- Born: Anna Dolores Williams December 9, 1937 Philadelphia, Pennsylvania, U.S.
- Died: October 21, 2002 (aged 64) Philadelphia, Pennsylvania, U.S.
- Genres: Soul, gospel
- Occupation: Singer
- Years active: 1950s–1970s
- Labels: Malibu, Smash, End

= Anna King (singer) =

American soul singer (1937–2002)

Anna King (born Anna Dolores Williams; December 9, 1937, to October 21, 2002) was an American soul and gospel singer who performed with both James Brown and Duke Ellington.

==Biography==
She was born Anna Dolores Williams in Philadelphia, and grew up singing in her church. She was involved with various gospel groups from the age of twelve, including Youth For Christ and later the True Light Gospel Singers, before being discovered by Luther Dixon of Scepter Records. He persuaded her to record secular music, and she recorded two unsuccessful singles in 1961, released on the Malibu label. She toured with Chuck Jackson and the Shirelles, and recorded for Dixon's own Ludix label in 1962.

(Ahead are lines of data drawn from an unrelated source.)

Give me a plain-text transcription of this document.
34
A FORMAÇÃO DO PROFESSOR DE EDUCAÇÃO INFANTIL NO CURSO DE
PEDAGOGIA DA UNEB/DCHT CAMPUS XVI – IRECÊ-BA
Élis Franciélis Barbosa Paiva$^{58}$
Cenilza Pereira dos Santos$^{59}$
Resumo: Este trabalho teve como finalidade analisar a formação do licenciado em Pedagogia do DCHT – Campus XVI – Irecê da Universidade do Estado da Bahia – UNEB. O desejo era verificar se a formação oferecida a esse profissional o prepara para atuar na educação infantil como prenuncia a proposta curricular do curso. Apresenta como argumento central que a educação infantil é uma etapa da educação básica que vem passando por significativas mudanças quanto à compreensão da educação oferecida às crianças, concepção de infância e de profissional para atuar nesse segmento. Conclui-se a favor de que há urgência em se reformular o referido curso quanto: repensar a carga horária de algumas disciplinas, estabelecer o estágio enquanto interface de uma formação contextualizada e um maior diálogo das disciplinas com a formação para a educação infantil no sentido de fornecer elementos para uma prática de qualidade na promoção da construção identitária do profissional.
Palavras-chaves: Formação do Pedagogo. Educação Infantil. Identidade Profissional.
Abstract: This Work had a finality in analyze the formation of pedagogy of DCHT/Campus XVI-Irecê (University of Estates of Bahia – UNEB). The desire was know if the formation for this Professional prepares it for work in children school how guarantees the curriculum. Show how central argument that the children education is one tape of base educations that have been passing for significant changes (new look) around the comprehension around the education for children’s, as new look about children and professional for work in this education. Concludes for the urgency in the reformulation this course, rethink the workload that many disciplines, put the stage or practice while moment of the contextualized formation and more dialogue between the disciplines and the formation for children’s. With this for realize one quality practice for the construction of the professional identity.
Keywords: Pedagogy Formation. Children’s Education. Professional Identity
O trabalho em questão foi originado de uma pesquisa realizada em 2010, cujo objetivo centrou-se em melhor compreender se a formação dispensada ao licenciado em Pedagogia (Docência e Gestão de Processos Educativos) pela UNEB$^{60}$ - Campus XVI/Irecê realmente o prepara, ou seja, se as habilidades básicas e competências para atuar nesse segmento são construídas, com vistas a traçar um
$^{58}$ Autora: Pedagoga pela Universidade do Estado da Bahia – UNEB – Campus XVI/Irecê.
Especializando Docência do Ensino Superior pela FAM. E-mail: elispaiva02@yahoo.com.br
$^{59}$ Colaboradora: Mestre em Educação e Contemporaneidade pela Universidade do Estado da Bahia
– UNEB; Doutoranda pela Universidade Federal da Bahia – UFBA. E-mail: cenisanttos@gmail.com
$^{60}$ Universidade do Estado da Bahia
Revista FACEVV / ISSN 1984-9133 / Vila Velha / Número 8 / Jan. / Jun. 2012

In 1963, she auditioned successfully to replace Tammy Montgomery (later known as Tammi Terrell) in James Brown's touring revue. As well as touring with Brown, she signed as a solo singer to Smash Records, and recorded a song written and produced by Brown, "If Somebody Told You", which reached number 67 on the Billboard Hot 100, and number 10 on Cash Boxs R&B chart, at the start of 1964. As a follow-up, she recorded a duet with Famous Flames member Bobby Byrd, "Baby Baby Baby", which rose to number 52 on the pop chart later that year. She also recorded an album, Back To Soul, produced by James Brown, which included what critic Richie Unterberger describes as King's "gritty and powerful" singing on such tracks as "If You Don't Think".

After releasing two more singles, King left James Brown's revue in late 1964, and recorded "Mama's Got a Bag of Her Own", an answer record to Brown's "Papa's Got a Brand New Bag". Released on the End label, it was written and produced by Ronald Moseley and Robert Bateman, but was not a hit. She then formed a band with another former member of Brown's revue, Sam Lathan, and toured for a year with other soul musicians, before giving up the secular music business. However, in about 1966, she was contacted by Duke Ellington, who recruited her to sing at his sacred music concerts over the following eighteen months.

In the late 1960s she joined the Brockington Choral Ensemble, a gospel choir, and recorded with them on the Arctic and Hob labels. By the mid-1970s, she gave up singing and turned to preaching, as an ordained minister of the church.

King died in Philadelphia in 2002, aged 64.